Tesla’s Elon Musk says the company is unlikely to build any packs bigger than 100 kilowatt-hours, and there’s good reasons for that. Big batteries are not only hugely expensive, but they take forever to charge. The Rimac has only 82 kwh—and 220 miles of range. Let’s say that fast charging at 480 volts is going to be essential on the Lucid, and the version with the killer pack will be six figures, but there are also going to be $65,000 Lucids (maybe with 600 horsepower) that can compete with imported luxury cars from BMW, Mercedes and Audi.
And Tesla. Tesla, of course. Like new Teslas, the Air comes autonomy ready, with built in radar, Lidar and cameras. And it’s ready for over-the-air updates. One of the advantages of electric drive is that you gain a lot of interior space (with batteries under the floor), and the Air is said to be the size of a Mercedes E-Class but with the cabin of an S-Class.

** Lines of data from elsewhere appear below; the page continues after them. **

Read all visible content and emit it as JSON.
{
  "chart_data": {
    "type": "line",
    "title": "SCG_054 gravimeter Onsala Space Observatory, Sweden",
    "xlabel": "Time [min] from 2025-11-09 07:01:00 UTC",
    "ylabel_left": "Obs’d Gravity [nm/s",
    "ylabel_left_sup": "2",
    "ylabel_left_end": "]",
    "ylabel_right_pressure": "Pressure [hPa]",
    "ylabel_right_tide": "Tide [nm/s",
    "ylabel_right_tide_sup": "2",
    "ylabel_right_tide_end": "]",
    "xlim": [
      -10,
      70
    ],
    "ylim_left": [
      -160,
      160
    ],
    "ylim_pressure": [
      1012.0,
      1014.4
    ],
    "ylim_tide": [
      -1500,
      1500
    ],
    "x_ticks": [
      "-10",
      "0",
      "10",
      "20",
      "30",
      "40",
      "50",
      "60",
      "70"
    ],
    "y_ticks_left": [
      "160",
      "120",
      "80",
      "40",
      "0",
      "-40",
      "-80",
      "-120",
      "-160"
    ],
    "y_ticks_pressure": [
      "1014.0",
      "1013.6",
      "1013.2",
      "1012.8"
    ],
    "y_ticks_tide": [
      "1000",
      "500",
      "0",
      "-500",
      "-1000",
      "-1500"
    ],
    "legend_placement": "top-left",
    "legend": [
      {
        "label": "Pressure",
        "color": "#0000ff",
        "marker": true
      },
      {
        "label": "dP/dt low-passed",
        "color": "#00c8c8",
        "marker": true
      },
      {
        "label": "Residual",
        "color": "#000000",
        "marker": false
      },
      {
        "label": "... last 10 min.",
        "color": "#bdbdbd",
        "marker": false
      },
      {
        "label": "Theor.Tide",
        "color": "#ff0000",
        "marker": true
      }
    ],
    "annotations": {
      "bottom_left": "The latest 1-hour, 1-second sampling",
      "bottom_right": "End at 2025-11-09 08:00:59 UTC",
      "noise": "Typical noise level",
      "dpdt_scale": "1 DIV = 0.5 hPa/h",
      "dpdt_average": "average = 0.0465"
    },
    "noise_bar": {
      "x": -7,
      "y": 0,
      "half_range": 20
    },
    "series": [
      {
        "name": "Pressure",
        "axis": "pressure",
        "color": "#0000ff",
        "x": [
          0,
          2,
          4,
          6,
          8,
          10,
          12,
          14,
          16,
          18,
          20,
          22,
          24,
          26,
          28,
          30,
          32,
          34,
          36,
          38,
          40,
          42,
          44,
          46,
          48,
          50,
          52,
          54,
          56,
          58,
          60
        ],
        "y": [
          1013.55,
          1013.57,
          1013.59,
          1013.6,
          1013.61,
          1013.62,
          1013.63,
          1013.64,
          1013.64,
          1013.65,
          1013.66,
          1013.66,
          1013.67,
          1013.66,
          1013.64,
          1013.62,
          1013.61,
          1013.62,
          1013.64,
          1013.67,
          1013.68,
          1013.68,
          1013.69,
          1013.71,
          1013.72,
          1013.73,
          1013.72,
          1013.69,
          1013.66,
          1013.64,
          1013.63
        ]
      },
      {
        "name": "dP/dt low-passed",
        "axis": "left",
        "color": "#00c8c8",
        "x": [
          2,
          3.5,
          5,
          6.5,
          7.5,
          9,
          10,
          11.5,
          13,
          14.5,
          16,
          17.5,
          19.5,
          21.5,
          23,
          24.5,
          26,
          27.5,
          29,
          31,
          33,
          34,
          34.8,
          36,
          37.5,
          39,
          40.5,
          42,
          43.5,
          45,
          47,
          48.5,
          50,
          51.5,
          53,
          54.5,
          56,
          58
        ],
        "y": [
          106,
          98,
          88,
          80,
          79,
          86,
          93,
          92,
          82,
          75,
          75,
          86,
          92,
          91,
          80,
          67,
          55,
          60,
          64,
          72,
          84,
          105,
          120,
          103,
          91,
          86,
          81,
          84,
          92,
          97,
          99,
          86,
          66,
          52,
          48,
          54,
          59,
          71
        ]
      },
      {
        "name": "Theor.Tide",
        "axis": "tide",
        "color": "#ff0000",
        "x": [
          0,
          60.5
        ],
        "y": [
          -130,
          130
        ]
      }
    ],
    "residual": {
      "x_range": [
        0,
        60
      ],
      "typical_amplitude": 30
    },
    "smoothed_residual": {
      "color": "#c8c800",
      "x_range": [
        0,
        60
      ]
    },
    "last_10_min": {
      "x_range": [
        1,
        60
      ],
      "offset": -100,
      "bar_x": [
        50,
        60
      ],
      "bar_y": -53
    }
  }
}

They’re going to start building these cars at a new Arizona factory next year. Some 2,000 jobs are to be created. It’s a tough world out there for auto startups (Nevada-based Faraday Future, with some of the same Chinese funding as Lucid, has stopped work on its own factory), but it’s hard not to wish such an enterprise all the best, and Tesla could use the competition.